Joya: AiR / Justin Carter / GBR

photo Simon Beckmann

Joya: AIR / Justin Carter / GBR

“Staying at Joya: AiR was a fantastic experience which gave me the opportunity to explore the local environment and to learn more about the landscape, agriculture and hydrology. The accommodation and studios are the perfect base-camp to work from, and the steady stream of artists and writers creates a supportive and nurturing situation to make work in and to refresh your ideas and thinking. All of this is made possible by the amazing hosts Donna and Simon who are there quietly supporting and facilitating the resident artists and sharing their amazing experience of setting up Joya.
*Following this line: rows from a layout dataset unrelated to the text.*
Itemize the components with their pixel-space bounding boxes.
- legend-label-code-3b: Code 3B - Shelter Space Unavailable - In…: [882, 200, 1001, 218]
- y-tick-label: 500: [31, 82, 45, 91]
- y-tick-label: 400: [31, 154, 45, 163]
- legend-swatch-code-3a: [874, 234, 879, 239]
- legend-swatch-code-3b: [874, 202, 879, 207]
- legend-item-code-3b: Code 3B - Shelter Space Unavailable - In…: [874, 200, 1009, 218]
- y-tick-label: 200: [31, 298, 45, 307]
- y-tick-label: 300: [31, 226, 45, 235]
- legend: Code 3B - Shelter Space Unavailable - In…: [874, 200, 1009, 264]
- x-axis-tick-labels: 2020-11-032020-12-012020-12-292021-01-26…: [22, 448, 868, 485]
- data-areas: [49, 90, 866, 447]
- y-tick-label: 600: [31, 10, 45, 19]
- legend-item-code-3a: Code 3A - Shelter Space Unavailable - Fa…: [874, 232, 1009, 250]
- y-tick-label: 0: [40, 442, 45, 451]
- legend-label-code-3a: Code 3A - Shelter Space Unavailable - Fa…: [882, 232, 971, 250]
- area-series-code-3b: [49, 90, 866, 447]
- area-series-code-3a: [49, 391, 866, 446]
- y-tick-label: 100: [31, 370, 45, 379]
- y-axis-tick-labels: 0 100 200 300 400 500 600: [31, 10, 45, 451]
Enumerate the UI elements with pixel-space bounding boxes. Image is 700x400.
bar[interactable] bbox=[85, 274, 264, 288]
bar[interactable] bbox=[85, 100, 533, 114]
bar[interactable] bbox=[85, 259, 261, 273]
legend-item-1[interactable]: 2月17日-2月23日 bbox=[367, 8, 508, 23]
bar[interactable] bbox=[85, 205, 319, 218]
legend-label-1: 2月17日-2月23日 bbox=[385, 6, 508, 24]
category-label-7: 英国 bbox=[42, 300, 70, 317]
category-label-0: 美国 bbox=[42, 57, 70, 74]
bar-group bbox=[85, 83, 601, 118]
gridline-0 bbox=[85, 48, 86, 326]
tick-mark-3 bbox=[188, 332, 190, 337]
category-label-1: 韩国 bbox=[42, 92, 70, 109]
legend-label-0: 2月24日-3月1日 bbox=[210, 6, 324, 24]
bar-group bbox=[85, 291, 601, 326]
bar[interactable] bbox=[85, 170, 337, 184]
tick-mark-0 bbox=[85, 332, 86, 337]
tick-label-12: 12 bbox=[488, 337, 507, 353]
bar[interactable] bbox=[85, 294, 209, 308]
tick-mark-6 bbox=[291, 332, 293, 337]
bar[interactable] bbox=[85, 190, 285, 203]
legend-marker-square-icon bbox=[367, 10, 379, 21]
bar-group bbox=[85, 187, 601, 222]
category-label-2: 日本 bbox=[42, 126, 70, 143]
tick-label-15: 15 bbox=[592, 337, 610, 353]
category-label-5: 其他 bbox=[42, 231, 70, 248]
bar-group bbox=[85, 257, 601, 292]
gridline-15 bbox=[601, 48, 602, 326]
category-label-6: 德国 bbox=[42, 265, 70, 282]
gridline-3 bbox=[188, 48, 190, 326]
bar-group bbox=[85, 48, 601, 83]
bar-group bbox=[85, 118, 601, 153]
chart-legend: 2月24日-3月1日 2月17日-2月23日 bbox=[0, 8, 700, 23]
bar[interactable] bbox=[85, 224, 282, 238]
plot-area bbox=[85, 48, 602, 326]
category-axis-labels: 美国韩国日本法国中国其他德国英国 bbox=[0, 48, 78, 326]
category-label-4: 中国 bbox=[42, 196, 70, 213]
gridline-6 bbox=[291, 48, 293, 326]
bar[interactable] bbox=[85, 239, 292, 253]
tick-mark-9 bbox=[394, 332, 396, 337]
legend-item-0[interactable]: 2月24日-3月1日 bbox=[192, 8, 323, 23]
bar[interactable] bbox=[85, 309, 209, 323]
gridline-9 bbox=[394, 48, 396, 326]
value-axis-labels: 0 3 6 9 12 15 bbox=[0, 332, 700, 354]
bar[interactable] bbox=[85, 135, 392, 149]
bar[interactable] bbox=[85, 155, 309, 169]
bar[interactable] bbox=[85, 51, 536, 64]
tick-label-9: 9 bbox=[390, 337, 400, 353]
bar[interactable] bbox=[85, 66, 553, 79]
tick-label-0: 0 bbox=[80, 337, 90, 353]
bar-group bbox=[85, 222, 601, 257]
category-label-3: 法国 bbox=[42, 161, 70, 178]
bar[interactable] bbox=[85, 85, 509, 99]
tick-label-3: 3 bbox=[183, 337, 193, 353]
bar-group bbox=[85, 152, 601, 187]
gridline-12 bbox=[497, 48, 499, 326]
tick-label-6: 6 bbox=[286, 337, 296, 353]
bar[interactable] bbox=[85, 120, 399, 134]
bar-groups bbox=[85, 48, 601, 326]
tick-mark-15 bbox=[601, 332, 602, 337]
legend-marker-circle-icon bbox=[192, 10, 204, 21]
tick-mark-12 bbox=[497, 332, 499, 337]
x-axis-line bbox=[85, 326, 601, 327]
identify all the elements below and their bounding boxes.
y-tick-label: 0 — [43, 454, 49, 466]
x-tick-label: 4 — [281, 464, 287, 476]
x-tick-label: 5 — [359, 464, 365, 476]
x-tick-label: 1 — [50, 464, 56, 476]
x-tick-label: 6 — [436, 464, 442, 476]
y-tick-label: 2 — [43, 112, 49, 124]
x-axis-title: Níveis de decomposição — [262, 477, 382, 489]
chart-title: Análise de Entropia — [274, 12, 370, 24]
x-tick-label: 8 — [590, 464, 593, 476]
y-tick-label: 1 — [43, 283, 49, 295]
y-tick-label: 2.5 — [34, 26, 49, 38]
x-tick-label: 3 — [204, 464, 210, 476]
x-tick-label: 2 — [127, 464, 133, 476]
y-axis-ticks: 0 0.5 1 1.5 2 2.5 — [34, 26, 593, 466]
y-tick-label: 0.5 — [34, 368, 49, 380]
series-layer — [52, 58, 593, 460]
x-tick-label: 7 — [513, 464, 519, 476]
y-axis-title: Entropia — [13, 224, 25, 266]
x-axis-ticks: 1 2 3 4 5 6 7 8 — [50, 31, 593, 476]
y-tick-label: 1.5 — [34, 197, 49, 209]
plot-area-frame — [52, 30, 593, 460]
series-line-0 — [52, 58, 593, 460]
The magic glue that keeps everything together is the wonderful food cooked up each evening – a healthy mix of tasty delights prepared with skill and affection from local ingredients.

Whilst staying at Joya, I found myself writing and painting, as well as exploring more familiar methodologies of intervention in the landscape. Most of the work was quite provisional and exploratory in nature, but I did manage to make two versions of a work called ‘Mirage’. This site-specific intervention was installed along a dried-up gorge which suffers severe drought followed by flash flooding, causing massive erosion in the landscape. The project involved carefully harvesting microplastics from the local area to make small blue 'colour fields', (suggesting water) just beneath the dried-up river bed.

The process of collecting and photographing the plastic material aimed to accelerate the normal process by which this harmful microplastic material (a waste product from the surrounding agriculture) will inevitably enter the soil and water table, eventually ending up in the sea. In this instance, the plastic material was safely removed after the images were taken, preventing any harmful impact. The work is supposed to lure and then shock the viewer, acting as an environmental warning about the dangers of microplastics in the ecosystem”.

Justin Carter

Justin Carter is an artist based in Glasgow. Recent exhibitions include: The Howse Shal Be Preserved at Rockingham Castle (2021), Practicing Landscape: Land, Histories and Transformation at The Lighthouse, Glasgow (2020) and Blood From Stone at Fineshade Wood, Northamptonshire (2019). Last year his work was included in Dark Mountain Project publication (issue 21) which focussed on the theme of confluence. He has exhibited throughout the UK as well as in Europe, Japan, China, Australia and the United States. He is a Reader in Contemporary Practice; Art & Environment at Glasgow School of Art, and works in the Sculpture and Environmental Art Department, based in the School of Fine Art.

 

“My work is an attempt to understand the natural environment we are part of. How do we sense it and make sense of it? The resulting artworks are an attempt to make this connection tangible. Looming environmental concerns have caused me to engage with active elements within the landscape exploring the extent to which the artist can move towards a non-human perspective”.